II existe une longue tradition dans l'Eglise qui préconise d'avoir recours aux anges et notamment à nos « anges gardiens ». On les avait quelque peu oubliés, mais plusieurs livres récents y font référence, peut-être sous l'impulsion des nouveaux groupes de prière dite « charismatique ». L'ange gardien veille sur nous si nous le prions. Faisons donc appel aux anges, créatures du Seigneur. On les retrouve souvent dans la Bible comme intermédiaires.

« Demandez et vous recevrez », dit le Christ.

Nos morts ne sont pas des anges - être spirituels envoyés de Dieu - mais ils sont auprès du Seigneur qu'ils ont rejoint, des intercesseurs privilégiés qui interviennent si nous le leur demandons. Nos morts nous soutiennent de leur amour et nous aident à vivre en chrétiens.

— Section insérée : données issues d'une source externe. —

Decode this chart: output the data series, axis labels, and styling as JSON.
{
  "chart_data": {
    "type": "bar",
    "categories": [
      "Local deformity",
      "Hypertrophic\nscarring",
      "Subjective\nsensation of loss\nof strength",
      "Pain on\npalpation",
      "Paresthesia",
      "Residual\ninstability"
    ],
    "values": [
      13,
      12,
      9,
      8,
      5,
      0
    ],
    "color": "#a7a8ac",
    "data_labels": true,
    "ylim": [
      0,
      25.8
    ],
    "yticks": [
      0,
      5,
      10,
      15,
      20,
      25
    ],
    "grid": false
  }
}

Un lien subsiste malgré la séparation des corps. Les visites aux tombes, les fleurs dont on les orne, témoignent des sentiments qui unissent encore les morts et les vivants. Elles aident à entretenir le souvenir des défunts. Nous avons l'impression qu'ils sont là présents. Victor Hugo dans son pathétique poème « Demain, dès l'aube », traduit cet amour qui survit à la mort de sa fille Léopoldine. «Vois-tu je sais que tu m'attends, Je ne puis demeurer loin de toi plus longtemps... »

Au plus profond de lui, il ressent cet accord, cette tendresse inaltérable. Près des tombes, nous continuons la conversation interrompue. Nous parlons à nos morts, nous les prions, nous demandons leur secours. Au cimetière, leur présence est comme tranquille. C'est pourquoi nous estimons personnellement préférer la sépulture comme le Christ, plutôt que l'incinération, sans pour autant critiquer ceux qui la pratiquent.

Le culte des morts est le témoignage d'un respect pour les défunts que seuls les hommes manifestent dans la création. II est le signe d'une spiritualité, d'une Foi en la survie de l'âme, il est le dernier hommage à ceux qui ont disparu. Les rites funéraires, les messes dites pour l'âme des défunts, montrent la permanence du dialogue entre nous et ceux qui sont « de l'autre côté du chemin ».